With Orrville leaving the Ohio Cardinal Conference, Clear Fork is by far the smallest school in that league with just 381 boys and girls in three grades. The OCC is replacing Orrville with Mount Vernon, which will be the biggest school in the league and marks five schools with enrollments over 600 boys and girls.
Since joining the OCC in 2004, the Colts have won just four boys conference championships, but girls teams have won 10.
“The reason (the MOAC Red) was so attractive to us is we’re playing schools that are similar in our size and our demographics and our socioeconomics,” Tresey said.
The offer for the Colts to join the Red Division remains, according to the commissioner.

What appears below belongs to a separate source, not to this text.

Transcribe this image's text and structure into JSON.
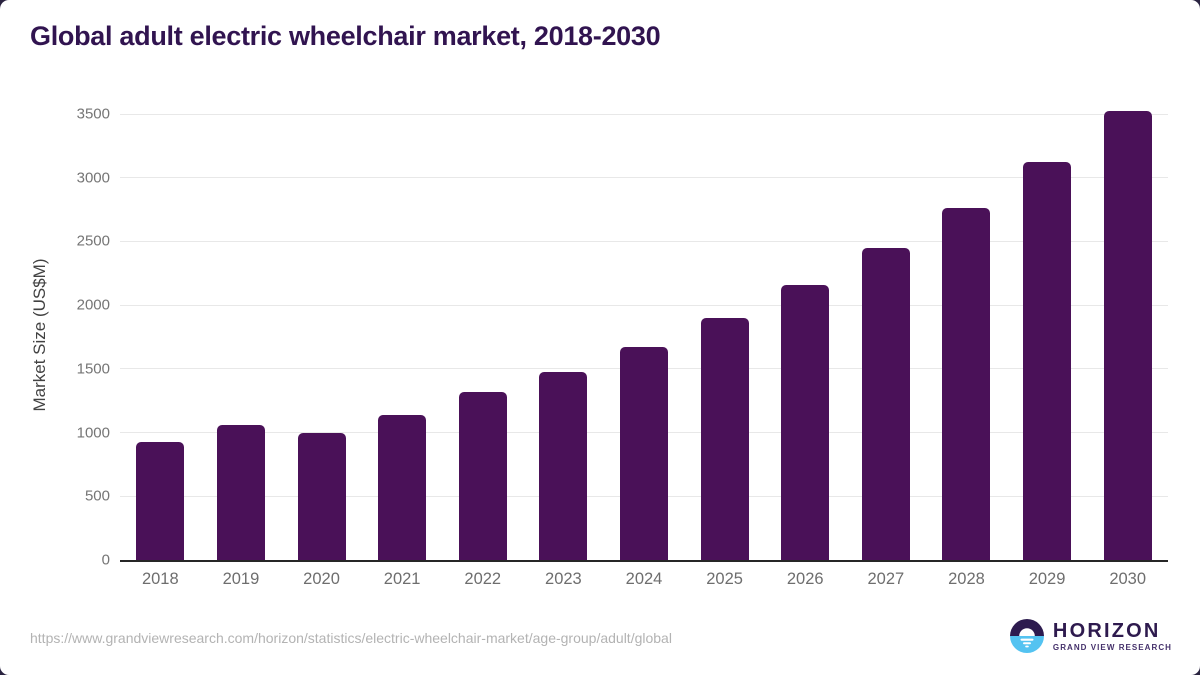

According to sources in the Blue Division, superintendents met Monday to discuss leaving the league and forming their own. They approached the rest of the MOAC with their decision to collectively leave Wednesday, Williams confirmed. Those superintendents do not want anyone at their schools talking on the record until plans are formalized after the Thanksgiving break.

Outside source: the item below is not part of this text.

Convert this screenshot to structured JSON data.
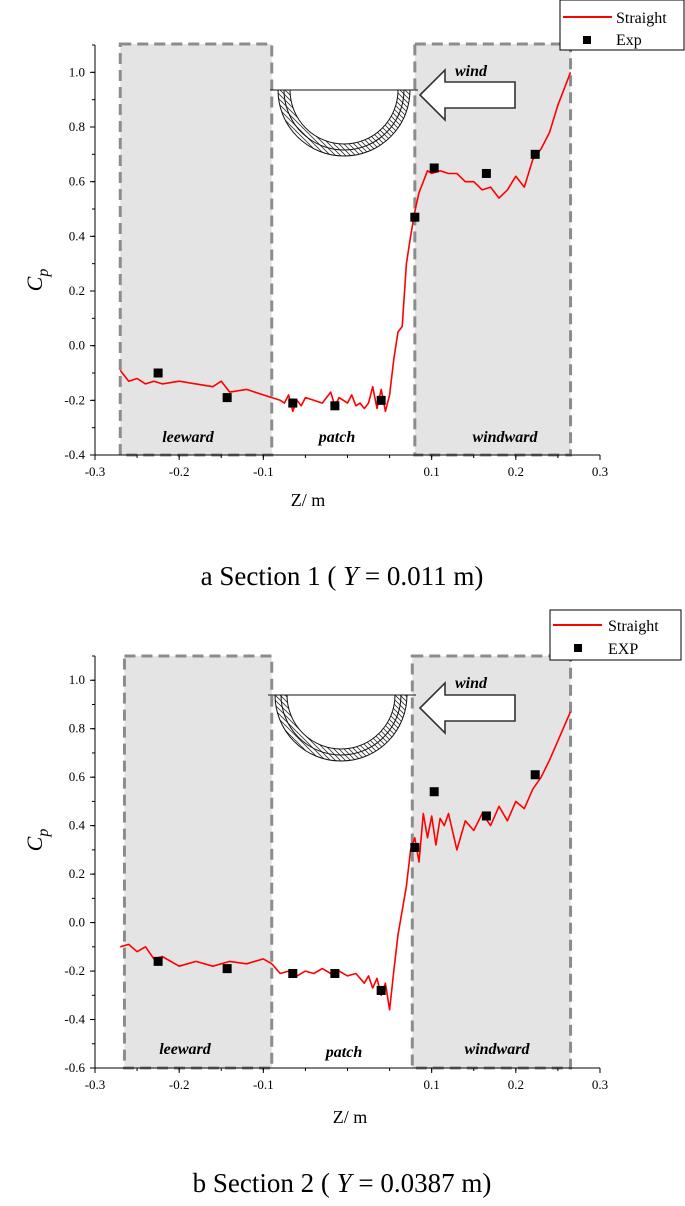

“There are more unanswered questions than answered ones right now,” Williams said. “We’re going to continue to go forward and explore all possibilities and go from there.”
Gast said Elgin was not a part of that initial meeting, but knew it took place.

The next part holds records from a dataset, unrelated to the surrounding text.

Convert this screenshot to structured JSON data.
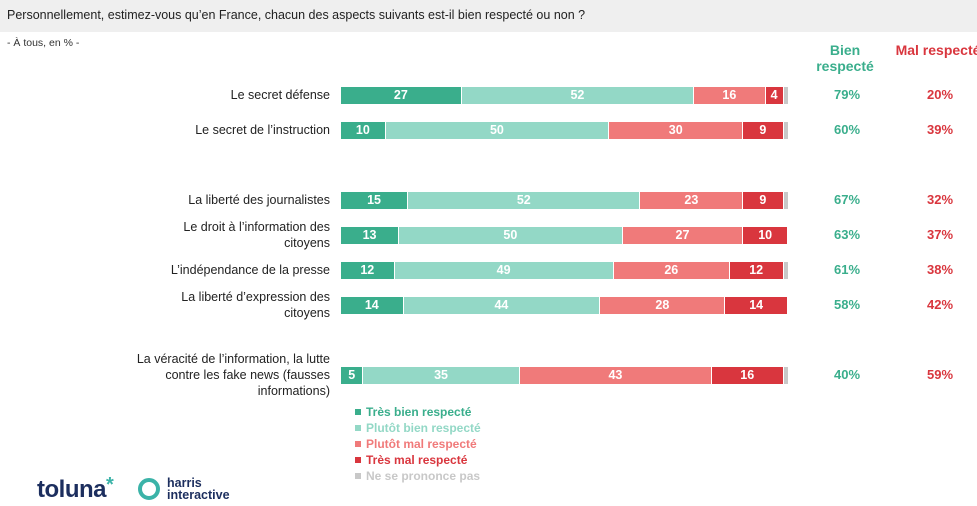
{
  "header": {
    "question": "Personnellement, estimez-vous qu’en France, chacun des aspects suivants est-il bien respecté ou non ?",
    "base": "- À tous, en % -"
  },
  "columns": {
    "bien": "Bien respecté",
    "mal": "Mal respecté"
  },
  "chart_data": {
    "type": "bar",
    "orientation": "horizontal",
    "stacked": true,
    "categories": [
      "Le secret défense",
      "Le secret de l’instruction",
      "La liberté des journalistes",
      "Le droit à l’information des citoyens",
      "L’indépendance de la presse",
      "La liberté d’expression des citoyens",
      "La véracité de l’information, la lutte contre les fake news (fausses informations)"
    ],
    "series": [
      {
        "name": "Très bien respecté",
        "color": "#3aae8c",
        "values": [
          27,
          10,
          15,
          13,
          12,
          14,
          5
        ]
      },
      {
        "name": "Plutôt bien respecté",
        "color": "#93d8c6",
        "values": [
          52,
          50,
          52,
          50,
          49,
          44,
          35
        ]
      },
      {
        "name": "Plutôt mal respecté",
        "color": "#f07a7a",
        "values": [
          16,
          30,
          23,
          27,
          26,
          28,
          43
        ]
      },
      {
        "name": "Très mal respecté",
        "color": "#d9363e",
        "values": [
          4,
          9,
          9,
          10,
          12,
          14,
          16
        ]
      },
      {
        "name": "Ne se prononce pas",
        "color": "#c8c8c8",
        "values": [
          1,
          1,
          1,
          0,
          1,
          0,
          1
        ]
      }
    ],
    "totals_bien": [
      "79%",
      "60%",
      "67%",
      "63%",
      "61%",
      "58%",
      "40%"
    ],
    "totals_mal": [
      "20%",
      "39%",
      "32%",
      "37%",
      "38%",
      "42%",
      "59%"
    ],
    "xlim": [
      0,
      100
    ],
    "legend_position": "bottom"
  },
  "legend": [
    {
      "label": "Très bien respecté",
      "color": "#3aae8c"
    },
    {
      "label": "Plutôt bien respecté",
      "color": "#93d8c6"
    },
    {
      "label": "Plutôt mal respecté",
      "color": "#f07a7a"
    },
    {
      "label": "Très mal respecté",
      "color": "#d9363e"
    },
    {
      "label": "Ne se prononce pas",
      "color": "#c8c8c8"
    }
  ],
  "logos": {
    "toluna": "toluna",
    "toluna_star": "*",
    "harris_line1": "harris",
    "harris_line2": "interactive"
  }
}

“There’s been talk since the two divisions formed. I’m not totally surprised,” Gast said of the other Blue Division schools’ move. “It’s easy to say we’re starting a new league, but it’s another matter to put it into place.”
Elgin is the outlier in the Blue Division, sitting in western Marion County. While it is similar in makeup and size to the other schools in the division, travel is an issue with league trips taking 60 to 90 minutes one way.
Since MOAC expansion a couple years ago, the Red and Blue essentially worked as separate leagues with very little crossover. With Fairbanks leaving the MOAC Red, sources said there was pressure to move a Blue Division team over to fill the void and possibly backfill the Blue spot with a school like Danville, Loudonville or Lucas.
According to one source, if Elgin elects to stay with the MOAC Blue schools, the league could try to add one more school to make it a 10-team league. If the Comets decline, it will remain an eight-team league and will not expand beyond that.
By breaking away, a source said, it gives the Morrow and Knox schools more control over their schedules and more opportunities to expand league offerings into academics. It also frees the Red Division to court whoever it wants to fill its eighth spot or to even expand further.
“I don’t know what it changes right now,” River Valley Athletic Director Barry Dutt said of the schools remaining in the Red Division. “With it just happening this week we don’t know what’s going to be involved.
“I think we’re in a wait-and-see pattern. There will be a lot of discussion.”
Proximity also played a big role in the Knox and Morrow school districts separating from the MOAC. All eight (minus Elgin) will be within a half-hour drive of one another, and with exception of Highland (Division II in most sports and IV in football), they are similar in size and makeup.
When the separation happens is still to be determined. By the MOAC constitution, the schools must stay through the 2017-18 season, but that timetable could be moved up a year.
As for Elgin’s fate, it has options. If an offer stands, it could remain with the Blue Division. According to Williams, the Comets are welcome in the Red Division, which fits them better geographically, but would be tough considering they would play against larger schools like Marion Harding, Buckeye Valley, Galion and Jonathan Alder as well as nearby schools North Union, Pleasant and River Valley.
The Northern 10, of which Marion County’s Ridgedale is a member, needs a school to replace the departure of Crestline. The Northwest Central Conference, which has nearby schools in Hardin County like Ridgemont, Upper Scioto Valley and Hardin Northern, has nine members as well.
“We want to see what these options actually are and explore these options,” Gast said. “Right now our options are totally open. I couldn’t even guesstimate where we could end up at this point.”